The analogy between that case and this case is fairly close. In that case the superior officer of the injured claimant invited her into the room in which she was shot, upon a pretext of discussing the business of the company, which he had a perfect right to do; in this case, the employer of the injured claimant directed him to the engine room, upon the pretext of inspecting and correcting boiler trouble, which he had a perfect right to do. We feel that the analogy is so close that, if the injury in the Fries Case arose "out of the employment," the injury in this case arose out of the employment.

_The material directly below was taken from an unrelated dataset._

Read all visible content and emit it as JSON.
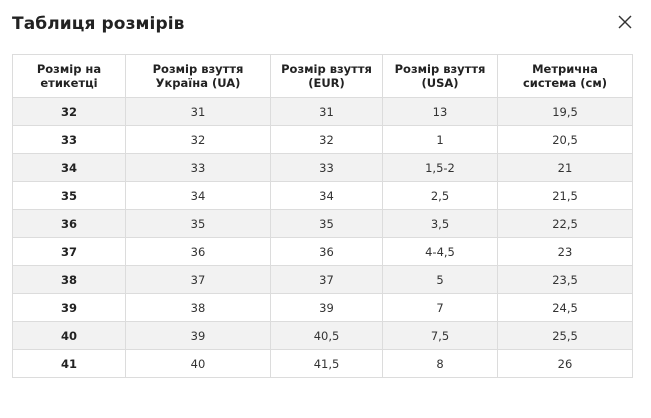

The most recent case is that of Dillon v. Dillman, 133 Okla. 273, 272 P. 373, and it reviews and reaffirms the rules announced in the other cases. It involved an accidental injury to an employee who was shot "in the course of the employment" by a drunken stranger, because he refused to permit such stranger to take property belonging to the employer. We closed our opinion in that case by saying:
"The authorities hold that such an injury was an accident. Being an accident, it is immaterial from what source it came. Had he been injured by a kick from one of the mules, or from any other source, it would have been an accidental injury, and if injured, as in the case at bar, while discharging his duty as an employee, he would be entitled to compensation."
We do not believe that the fact of insanity on the part of the employer varies the rule. The case of Willis v. Ind. Comm., supra, involved "horseplay" on the part of another employee not joined in by the injured employee; the case of Stasmos v. State Ind. Com., supra, involved an assault when both foreman and injured employee, were engaged in a quarrel; in the Okla.-Ark. Tel. Co. v. Fries Case, supra, we commented upon the absence of apparent cause as to the motive of the person committing the assault; and in the case of Dillon v. Dillman, supra, the assault was evidently caused by a drunken rage. This variety of causes or motives impelling the assaults is certainly broad enough to naturally and reasonably include an assault committed by an employer in a fit of sudden insanity.
Under the facts of this case and the rules of law announced by these authorities, the award must be affirmed.
CULLISON, V. C. J., and SWINDALL, ANDREWS, McNEILL, OSBORN, and WELCH, JJ., concur. RILEY, C. J., and BUSBY, JJ., absent.